The definition is operational: ε_mach is the smallest positive floating-point number ε such that the computer evaluates 1 + ε as strictly greater than 1. In IEEE 754 double precision (64-bit), the significand has 52 explicit bits plus one implicit leading bit, giving 53 bits of precision. The spacing between 1.0 and the next representable double is exactly 2⁻⁵² ≈ 2.22 × 10⁻¹⁶. This is machine epsilon. For single precision (32-bit, 24-bit significand), it is 2⁻²³ ≈ 1.19 × 10⁻⁷.
The practical meaning is a bound on relative rounding error. When you round any real number x to the nearest floating-point number fl(x), the relative error satisfies |fl(x) − x|/|x| ≤ u, where u = ε_mach/2 is the unit roundoff. This means every stored number is accurate to about 15–16 significant decimal digits in double precision. It does not mean absolute error is small — for a number like 10¹⁵, the absolute rounding error can be as large as 0.1. The relative nature of machine epsilon is the key point: precision degrades for very large or very small magnitudes only through accumulated operations, not from a single rounding.
Why does this matter for numerical algorithms? Because errors compound. If a computation requires many arithmetic steps, rounding errors accumulate, and machine epsilon sets the floor on what accuracy you can expect. An algorithm that amplifies rounding errors dramatically — one that is numerically unstable — can lose all significant digits even when machine epsilon is tiny.
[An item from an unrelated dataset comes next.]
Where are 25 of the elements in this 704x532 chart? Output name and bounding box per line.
Conversely, a backward-stable algorithm guarantees that the computed result is the exact answer to a slightly perturbed problem, with the perturbation bounded in terms of machine epsilon. Understanding ε_mach is therefore the foundation for analyzing whether an algorithm should be trusted: it tells you not just the precision of individual numbers, but the scale of the errors you need to track through every operation.